Он прижимается ко мне, и я с нежной улыбкой, которая пробуждает мое желание лучше всех его ласк, обнимаю его.
– С одним условием.
Он удивленно отстраняется.
– Ночь любви?
– Катаракта.
Он сразу успокаивается. Эти его предложения своих услуг стали, по причине моих постоянных отказов, просто машинальными любезностями, и я это прекрасно чувствую.
– Меняю на глаукому. Меня не будет на следующей неделе: я уже перенесла все операции, которые можно отложить, но Тину Шамлей ты должен прооперировать в срочном порядке.
Он подскакивает как ужаленный.
– Ты с ума сошла? Папа никогда не даст согласия. Это самая крупная знаменитость из всех, которых ты когда-либо приводила ему в клинику: она твоя.
– Я предупредила ее, она не возражает.
Он рывком поднимается с кресла, чуть не опрокидывая меня с подлокотника.
– И не мечтай! Я не позволю использовать себя в твоем противостоянии с моим отцом.
– Я никого не использую, Франк. Ты лучший хирург команды, я прошу тебя заменить меня на сложной операции. Всего-то. Топ-модель это или нет, тут совершенно ни при чем.
– Только вот папарацци будут толпиться у входа в операционную, обо мне будут писать газеты, это выведет из себя папу, а ты останешься довольна. К чему все эти уловки, Натали?
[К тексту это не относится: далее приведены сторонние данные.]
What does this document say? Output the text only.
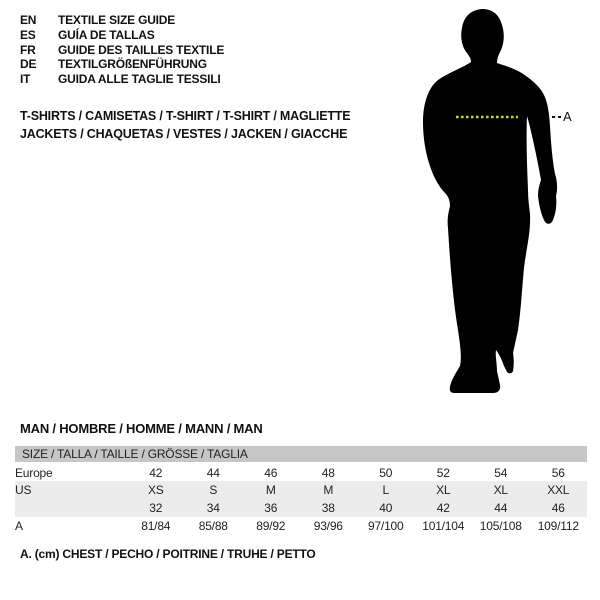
EN	TEXTILE SIZE GUIDE
ES	GUÍA DE TALLAS
FR	GUIDE DES TAILLES TEXTILE
DE	TEXTILGRÖßENFÜHRUNG
IT	GUIDA ALLE TAGLIE TESSILI
T-SHIRTS / CAMISETAS / T-SHIRT / T-SHIRT / MAGLIETTE
JACKETS / CHAQUETAS / VESTES / JACKEN / GIACCHE
A
MAN / HOMBRE / HOMME / MANN / MAN
SIZE / TALLA / TAILLE / GRÖSSE / TAGLIA								
Europe	42	44	46	48	50	52	54	56
US	XS	S	M	M	L	XL	XL	XXL
	32	34	36	38	40	42	44	46
A	81/84	85/88	89/92	93/96	97/100	101/104	105/108	109/112
A. (cm) CHEST / PECHO / POITRINE / TRUHE / PETTO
Ты хочешь вернуть мне уверенность в себе, так ведь? Признайся! Но у меня все отлично! Я играючи оперирую по двенадцать катаракт в день, на днях купил себе новую модель джипа «мерседес», так в чем же проблема?
– Ни в чем, Франк… Просто я уезжаю на несколько дней. Мне надо передохнуть, развеяться… Имею я на это право?
Он с горькой улыбкой усаживается обратно.
– У тебя кто-то появился, – подытоживает он.
Я не отрицаю, тронутая его реакцией, его всплеском самолюбия, этой столь не свойственной ему яростью. И лишь довольствуюсь замечанием, что уезжаю одна. Из чего он заключает:
– Ты едешь к нему. Могу полюбопытствовать, куда?
– В Мексику.
– Его зовут?
– Хуан Диего.
Он обреченно разводит руками, роняет их на колени. Я еще несколько секунд мариную его в ревности, затем, протягивая зеленую папку, уточняю:
– Он умер четыреста пятьдесят два года назад. Полистай, пока я буду разогревать сандвичи.
И я покидаю гостиную, чувствуя, как под тяжестью его взгляда все остальные мои проблемы улетучиваются. Теперь у меня есть веская причина для отъезда. И ни единой отговорки, чтобы пойти на попятную: я проведу отличную ночь, и, может быть, даже с ним.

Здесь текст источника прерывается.